Hedge Funds Got Windfall From Runaway China Stock Rally in AprilBei Hu
China’s runaway stock rally delivered a windfall for hedge funds focused on the world’s second-largest economy in April.
Greenwoods Asset Management’s $1.8 billion Golden China Fund returned an estimated 18 percent during the month, while Rays Capital Partners’ $192 million Asian Equity Special Opportunities Portfolio was up almost 19 percent. The Zeal China Fund ended the month 12.5 percent higher. Sumeru Capital Fund, which has less than $50 million of assets, returned 20 percent.
China’s equity markets have been on a tear on anticipation of further government stimulus as the country’s economy expands at the slowest annual rate since 1990. The Shanghai Composite Index surged 19 percent last month and the Hang Seng China Enterprises Index advanced 17 percent, among the five top-performing primary equity indexes globally, according to data compiled by Bloomberg.
“The outperformance is quite widespread given the uptick in large blue chips and index plays,” said Marlon Sanchez, head of Asia-Pacific prime finance distribution at Deutsche Bank AG. “Funds that did well were generally long asset plays which moved higher on speculation of more policy reforms in the second quarter.”

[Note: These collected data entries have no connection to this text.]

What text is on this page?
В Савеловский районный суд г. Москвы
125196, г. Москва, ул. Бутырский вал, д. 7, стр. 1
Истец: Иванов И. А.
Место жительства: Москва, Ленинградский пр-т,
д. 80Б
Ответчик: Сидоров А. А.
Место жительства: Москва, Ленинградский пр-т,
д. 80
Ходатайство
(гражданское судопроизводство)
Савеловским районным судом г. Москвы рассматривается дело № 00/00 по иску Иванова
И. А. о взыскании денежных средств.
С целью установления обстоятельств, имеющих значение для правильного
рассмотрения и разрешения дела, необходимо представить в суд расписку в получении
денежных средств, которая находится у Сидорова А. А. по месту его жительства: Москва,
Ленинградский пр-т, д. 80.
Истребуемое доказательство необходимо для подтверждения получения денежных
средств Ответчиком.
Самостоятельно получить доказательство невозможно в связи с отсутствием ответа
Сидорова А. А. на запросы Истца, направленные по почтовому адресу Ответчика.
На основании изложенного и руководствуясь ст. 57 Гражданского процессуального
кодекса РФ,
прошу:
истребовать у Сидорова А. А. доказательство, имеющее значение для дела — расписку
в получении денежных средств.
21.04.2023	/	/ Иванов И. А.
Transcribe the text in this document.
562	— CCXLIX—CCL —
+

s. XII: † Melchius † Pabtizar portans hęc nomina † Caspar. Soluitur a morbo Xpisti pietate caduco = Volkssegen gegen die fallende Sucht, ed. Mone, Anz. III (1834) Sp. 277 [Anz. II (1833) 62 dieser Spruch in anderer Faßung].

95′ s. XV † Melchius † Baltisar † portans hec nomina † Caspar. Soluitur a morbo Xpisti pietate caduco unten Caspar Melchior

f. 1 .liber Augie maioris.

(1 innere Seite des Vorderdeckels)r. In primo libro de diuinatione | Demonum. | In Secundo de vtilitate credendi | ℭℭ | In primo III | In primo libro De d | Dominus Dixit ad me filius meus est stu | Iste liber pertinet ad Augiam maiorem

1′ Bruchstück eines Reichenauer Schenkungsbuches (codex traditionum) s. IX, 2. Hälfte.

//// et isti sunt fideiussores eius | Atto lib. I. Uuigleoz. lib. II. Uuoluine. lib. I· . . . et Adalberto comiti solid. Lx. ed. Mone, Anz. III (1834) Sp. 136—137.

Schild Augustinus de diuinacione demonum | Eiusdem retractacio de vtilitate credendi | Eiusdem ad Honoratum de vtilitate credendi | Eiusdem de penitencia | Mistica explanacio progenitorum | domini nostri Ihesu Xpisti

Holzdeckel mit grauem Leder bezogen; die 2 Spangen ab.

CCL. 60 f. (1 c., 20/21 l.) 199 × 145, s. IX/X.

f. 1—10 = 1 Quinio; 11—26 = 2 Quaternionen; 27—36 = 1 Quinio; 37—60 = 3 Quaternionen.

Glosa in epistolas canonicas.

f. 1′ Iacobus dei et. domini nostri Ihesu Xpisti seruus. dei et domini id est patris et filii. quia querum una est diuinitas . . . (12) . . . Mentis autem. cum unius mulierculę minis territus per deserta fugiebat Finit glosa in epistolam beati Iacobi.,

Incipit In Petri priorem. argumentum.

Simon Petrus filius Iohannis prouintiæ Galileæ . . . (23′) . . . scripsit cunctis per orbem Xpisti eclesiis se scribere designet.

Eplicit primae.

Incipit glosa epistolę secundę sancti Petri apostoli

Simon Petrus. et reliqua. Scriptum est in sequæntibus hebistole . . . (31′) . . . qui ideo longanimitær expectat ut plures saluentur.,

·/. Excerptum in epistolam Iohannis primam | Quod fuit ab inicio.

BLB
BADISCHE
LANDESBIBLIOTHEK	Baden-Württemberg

The Chinese central bank announced the most aggressive cut in lenders’ reserve requirement since the global financial crisis in April. Effective Monday, the People’s Bank of China cut interest rates for a third time since November.
The HFRI China Index, which tracks hedge funds focused on the country, jumped 13 percent in April, the largest monthly gain since Chicago-based Hedge Fund Research Inc. started the gauge in 2008.
The April profits extended the Greenwoods Golden China Fund’s return this year to 23 percent, said Joseph Zeng, a Hong Kong-based partner. Sumeru’s record month led to a 26 percent gain for the first four months, said Ernest Ng, who co-manages the Hong Kong-based fund that focuses on Greater China stocks.
Zeal China Fund was up just shy of 20 percent this year, according to Franco Ngan, chief executive officer of Hong Kong-based Zeal Asset Management which oversees about $500 million assets.
The Rays fund returned an estimated 24 percent over four months, said David Ruan, one of its managers.
The Zeal China Fund was helped by increases in materials, insurance and banking stocks that it held going into April, according to Ngan. The market rally accelerated price gains of technology, financial and utilities companies -- such as power and water treatment plants -- that Sumeru owned and thought would remain undervalued for longer, said Ng. Rays profited from health-care and environment-related bets, said Ruan.
The Shanghai stock index has more than doubled in the past year through May 8, and the Hong Kong gauge rose 44 percent, raising concern that the rallies are overdone.
Quarterly earnings of companies on the Shanghai index are trailing analyst estimates, with the widest gaps in technology and basic materials, according to Bloomberg-compiled data. Shanghai stocks retreated 5.3 percent last week and the Hang Seng China Enterprises Index was 4.7 percent off this year’s peak on April 27.
“Portfolios are seeing rotation as less confident investors take profits here and potentially stay sidelined until we have more clarity on the direction of policy,” said Sanchez.
Share-price surges have not been supported by company fundamentals in pockets of the markets over the last few months, forcing investors to be more selective, Ruan said. The fund managers and Deutsche Bank’s Sanchez also note global funds are still underweight China.
Zeng said Greenwoods remains positive about Chinese equities, expecting more interest-rate and reserve-ratio cuts within the next few months, which will reduce companies’ funding costs further.
It is focusing on industries such as consumer, life insurance, health care and telecommunications where earnings are more robust even in a downturn. Valuation of Chinese stocks listed outside of the country remain “compelling,” Zeng added.
“If H-shares and red chips continue declining, their valuations will be lower and offer good buying opportunities for the long-term for fundamental investors like us,” George Jiang, Greenwoods founder and chief investment officer, said in an e-mail.
H-shares are China-incorporated companies listed in Hong Kong. Red chips are Chinese companies incorporated outside of the country and listed in Hong Kong.